From 0016e3519274ec2dc766c2eac40539d9a44c0185 Mon Sep 17 00:00:00 2001
From: mmoussallam <manuel.moussallam@deezer.com>
Date: Fri, 24 Jul 2020 16:32:32 +0200
Subject: [PATCH] align the padding in librosa to what is now done in tf
 backend

---
 spleeter/separator.py   |  8 ++---
 tests/test_eval.py      | 74 +++++++++++++----------------------------
 tests/test_separator.py | 18 +---------
 3 files changed, 27 insertions(+), 73 deletions(-)

diff --git a/spleeter/separator.py b/spleeter/separator.py
index 9318911..2c636b4 100644
--- a/spleeter/separator.py
+++ b/spleeter/separator.py
@@ -123,7 +123,7 @@ class Separator(object):
         data = np.asfortranarray(data)
         N = self._params["frame_length"]
         H = self._params["frame_step"]
-        F = int(N/2) + 1
+        
         win = hann(N, sym=False)
         fstft = istft if inverse else stft
         win_len_arg = {"win_length": None,
@@ -131,12 +131,10 @@ class Separator(object):
         n_channels = data.shape[-1]
         out = []
         for c in range(n_channels):
-            d = np.concatenate((np.zeros((F, 1)), data[:, :, c].T, np.zeros(
-                (F, 1))), axis=1) if inverse else data[:, c]

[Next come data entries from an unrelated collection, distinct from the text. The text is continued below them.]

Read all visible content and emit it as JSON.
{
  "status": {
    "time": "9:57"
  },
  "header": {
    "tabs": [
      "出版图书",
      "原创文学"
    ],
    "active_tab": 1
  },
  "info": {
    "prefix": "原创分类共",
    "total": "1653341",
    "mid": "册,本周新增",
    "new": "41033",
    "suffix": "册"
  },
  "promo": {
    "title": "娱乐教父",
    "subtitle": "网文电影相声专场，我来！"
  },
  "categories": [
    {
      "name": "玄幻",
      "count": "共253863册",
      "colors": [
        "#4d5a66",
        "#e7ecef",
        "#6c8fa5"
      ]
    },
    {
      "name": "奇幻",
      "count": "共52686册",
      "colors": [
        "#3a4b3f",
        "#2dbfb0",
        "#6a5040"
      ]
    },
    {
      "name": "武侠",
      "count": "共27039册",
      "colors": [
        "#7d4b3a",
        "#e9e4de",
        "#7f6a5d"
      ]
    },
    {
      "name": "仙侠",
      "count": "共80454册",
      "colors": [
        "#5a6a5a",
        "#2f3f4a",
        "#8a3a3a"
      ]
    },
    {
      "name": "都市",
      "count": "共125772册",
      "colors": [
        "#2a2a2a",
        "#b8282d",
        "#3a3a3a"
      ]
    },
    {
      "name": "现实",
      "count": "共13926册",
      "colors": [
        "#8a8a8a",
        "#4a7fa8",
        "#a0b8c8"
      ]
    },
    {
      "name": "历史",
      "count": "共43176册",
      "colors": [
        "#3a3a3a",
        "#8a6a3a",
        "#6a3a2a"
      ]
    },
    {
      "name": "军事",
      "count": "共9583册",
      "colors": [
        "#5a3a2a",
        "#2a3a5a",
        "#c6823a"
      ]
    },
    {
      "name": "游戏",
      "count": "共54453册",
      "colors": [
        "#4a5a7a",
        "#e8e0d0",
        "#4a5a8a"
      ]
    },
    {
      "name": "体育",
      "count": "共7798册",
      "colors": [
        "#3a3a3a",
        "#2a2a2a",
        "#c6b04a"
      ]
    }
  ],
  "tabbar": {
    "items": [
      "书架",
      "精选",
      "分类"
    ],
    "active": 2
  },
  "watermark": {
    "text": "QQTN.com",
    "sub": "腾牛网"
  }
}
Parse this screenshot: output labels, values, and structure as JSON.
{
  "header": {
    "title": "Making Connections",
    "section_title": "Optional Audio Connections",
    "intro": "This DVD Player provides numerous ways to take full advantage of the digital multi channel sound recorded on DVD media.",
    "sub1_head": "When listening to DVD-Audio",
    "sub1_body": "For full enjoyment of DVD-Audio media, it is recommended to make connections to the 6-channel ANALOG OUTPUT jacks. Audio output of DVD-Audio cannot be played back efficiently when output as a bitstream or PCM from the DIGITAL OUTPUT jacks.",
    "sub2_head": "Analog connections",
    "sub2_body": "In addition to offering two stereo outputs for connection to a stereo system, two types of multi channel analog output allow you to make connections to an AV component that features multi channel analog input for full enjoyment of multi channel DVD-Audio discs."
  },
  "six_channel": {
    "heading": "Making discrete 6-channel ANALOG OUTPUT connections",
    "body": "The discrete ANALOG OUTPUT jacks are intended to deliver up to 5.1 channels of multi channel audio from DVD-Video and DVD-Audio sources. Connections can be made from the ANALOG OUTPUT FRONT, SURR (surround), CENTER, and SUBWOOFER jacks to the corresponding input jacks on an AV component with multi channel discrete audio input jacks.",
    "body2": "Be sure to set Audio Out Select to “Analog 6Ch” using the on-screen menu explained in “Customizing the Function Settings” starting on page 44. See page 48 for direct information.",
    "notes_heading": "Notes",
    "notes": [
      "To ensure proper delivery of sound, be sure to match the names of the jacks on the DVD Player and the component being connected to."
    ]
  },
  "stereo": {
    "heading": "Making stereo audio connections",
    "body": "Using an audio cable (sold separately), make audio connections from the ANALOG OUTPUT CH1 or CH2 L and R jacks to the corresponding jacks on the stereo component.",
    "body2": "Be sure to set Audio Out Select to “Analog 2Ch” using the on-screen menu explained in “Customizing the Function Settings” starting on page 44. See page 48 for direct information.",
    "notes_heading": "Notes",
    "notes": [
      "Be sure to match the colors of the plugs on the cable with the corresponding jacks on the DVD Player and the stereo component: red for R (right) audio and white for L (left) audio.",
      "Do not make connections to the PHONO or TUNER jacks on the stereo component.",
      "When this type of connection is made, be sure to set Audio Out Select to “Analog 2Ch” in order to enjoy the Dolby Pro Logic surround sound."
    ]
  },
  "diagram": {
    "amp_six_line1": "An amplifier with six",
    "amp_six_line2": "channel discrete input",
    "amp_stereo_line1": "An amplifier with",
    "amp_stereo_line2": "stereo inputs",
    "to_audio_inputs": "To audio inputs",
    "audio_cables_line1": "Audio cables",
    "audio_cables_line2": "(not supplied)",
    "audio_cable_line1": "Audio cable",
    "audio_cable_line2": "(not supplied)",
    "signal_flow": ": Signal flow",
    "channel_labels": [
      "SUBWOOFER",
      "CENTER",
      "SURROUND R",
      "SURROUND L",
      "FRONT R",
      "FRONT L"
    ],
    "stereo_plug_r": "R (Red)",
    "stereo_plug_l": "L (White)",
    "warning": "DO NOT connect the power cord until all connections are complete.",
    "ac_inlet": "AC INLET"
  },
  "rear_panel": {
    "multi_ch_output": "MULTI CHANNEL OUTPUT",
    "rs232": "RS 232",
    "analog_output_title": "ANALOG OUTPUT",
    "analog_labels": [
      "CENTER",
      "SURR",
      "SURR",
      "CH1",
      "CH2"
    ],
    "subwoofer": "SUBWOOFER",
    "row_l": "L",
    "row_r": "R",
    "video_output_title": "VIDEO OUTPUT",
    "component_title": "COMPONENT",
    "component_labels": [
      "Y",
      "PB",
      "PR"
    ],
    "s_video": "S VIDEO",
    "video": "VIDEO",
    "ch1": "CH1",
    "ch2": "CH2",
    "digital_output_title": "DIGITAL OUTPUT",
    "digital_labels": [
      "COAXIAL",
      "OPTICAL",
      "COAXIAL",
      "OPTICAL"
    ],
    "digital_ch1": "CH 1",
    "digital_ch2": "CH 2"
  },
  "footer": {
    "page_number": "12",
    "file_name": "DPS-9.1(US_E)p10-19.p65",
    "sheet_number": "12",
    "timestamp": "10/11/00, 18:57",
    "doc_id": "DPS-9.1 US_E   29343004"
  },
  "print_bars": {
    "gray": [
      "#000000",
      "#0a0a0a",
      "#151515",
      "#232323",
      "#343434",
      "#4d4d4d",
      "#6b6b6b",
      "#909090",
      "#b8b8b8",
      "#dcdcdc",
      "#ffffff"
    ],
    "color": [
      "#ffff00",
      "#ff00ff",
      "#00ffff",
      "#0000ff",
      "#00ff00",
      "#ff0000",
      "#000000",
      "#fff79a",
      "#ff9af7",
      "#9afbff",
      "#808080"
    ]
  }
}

+            d = np.concatenate((np.zeros((N, )), data[:, c], np.zeros((N, )))) if not inverse else data[:, :, c].T
             s = fstft(d, hop_length=H, window=win, center=False, **win_len_arg)
             if inverse:
-                s = s[H:]
-                s = s[:length]
+                s = s[N:N+length]
             s = np.expand_dims(s.T, 2-inverse)
             out.append(s)
         if len(out) == 1:
diff --git a/tests/test_eval.py b/tests/test_eval.py
index 547d1e5..97540a9 100644
--- a/tests/test_eval.py
+++ b/tests/test_eval.py
@@ -29,57 +29,29 @@ BACKENDS = ["tensorflow", "librosa"]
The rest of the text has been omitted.